Estrogen directs fat to the hips, buttocks, and thighs of women. There is a biological advantage to this fat, however, as it is thought to play a role in lactation and fertility. Nevertheless, it is common to feel insecure about these areas, and want to tone down the fat. Unfortunately, it also more difficult to reduce the fat in these regions, than in the upper body. This is because your hips, thighs, and the rest of your lower body are already used to hard work from holding us up and moving us around. As a result, we need to challenge our lower body enough to make a noticeable change. This requires dedication, exercise, and a healthy diet.
To help you tone your thighs and hips, I have compiled a list of effective strategies to reduce fat in these areas, while toning them to look lean and firm. Targeted exercise and a healthy, nutritious diet are the best natural ways to tone down this extra fat. Small improvements in your lifestyle and environment, like your sleep hygiene, will also help you on your fitness journey. An improved emotional and mental health will make staying committed to your dietary changes and workout plan easier.
Exercising is the best way to tone down fat throughout your body. Specific cardiovascular exercises can help you target fat in your hips and thighs. By increasing your oxygen intake and heart rate, these exercises will burn the stubborn fat in your hip and thigh region.
There is a wide range of these exercises, so you have many to choose from. One very effective cardio activity for toning the hips and thighs is running. This is because running activates all of your quads, hamstrings, and gluteal muscles, especially when running on an incline.
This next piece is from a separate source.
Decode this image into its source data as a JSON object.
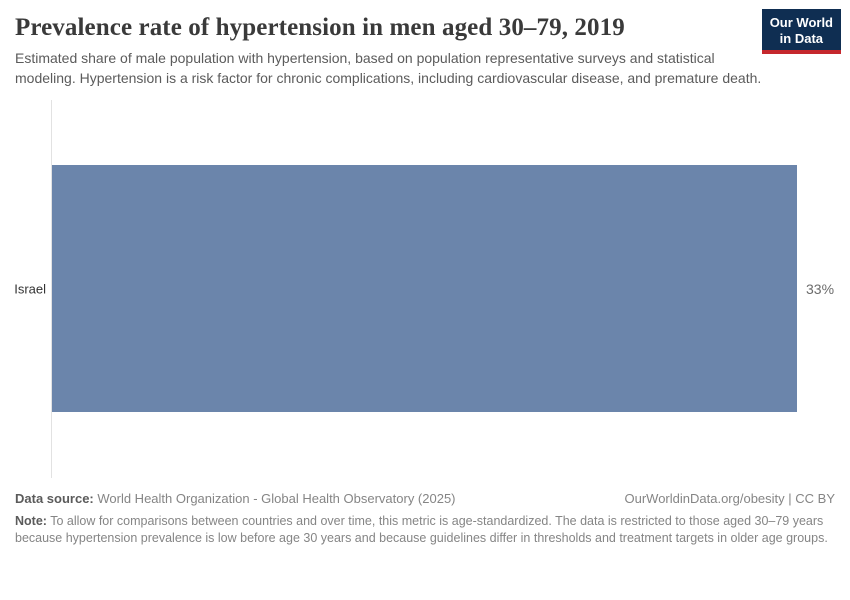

The best part about running is that it’s a cost-effective method of achieving your ideal body. Your only expense should be a pair of comfortable running shoes and a good training bra. Remember that starting at a slow pace and taking breaks when needed, will prevent injury. Gradually increase the distance or duration of your run every week to challenge your body.
If running isn’t for you, then consider cycling. Although you get to sit on your butt while cycling, it is actually one of the best methods for toning the area. Your muscles will have to work harder as you increase the resistance. You can do this by cycling up an incline. This will result in more toning of your hips and thighs. Cycling at least 30 minutes each day, five days every week, should be effective. If you are able to go to a gym, then try using the treadmill, elliptical trainer, or stationary bike. These basic machines can also be easily found at second-hand sports shops if you’re interested in exercising at home.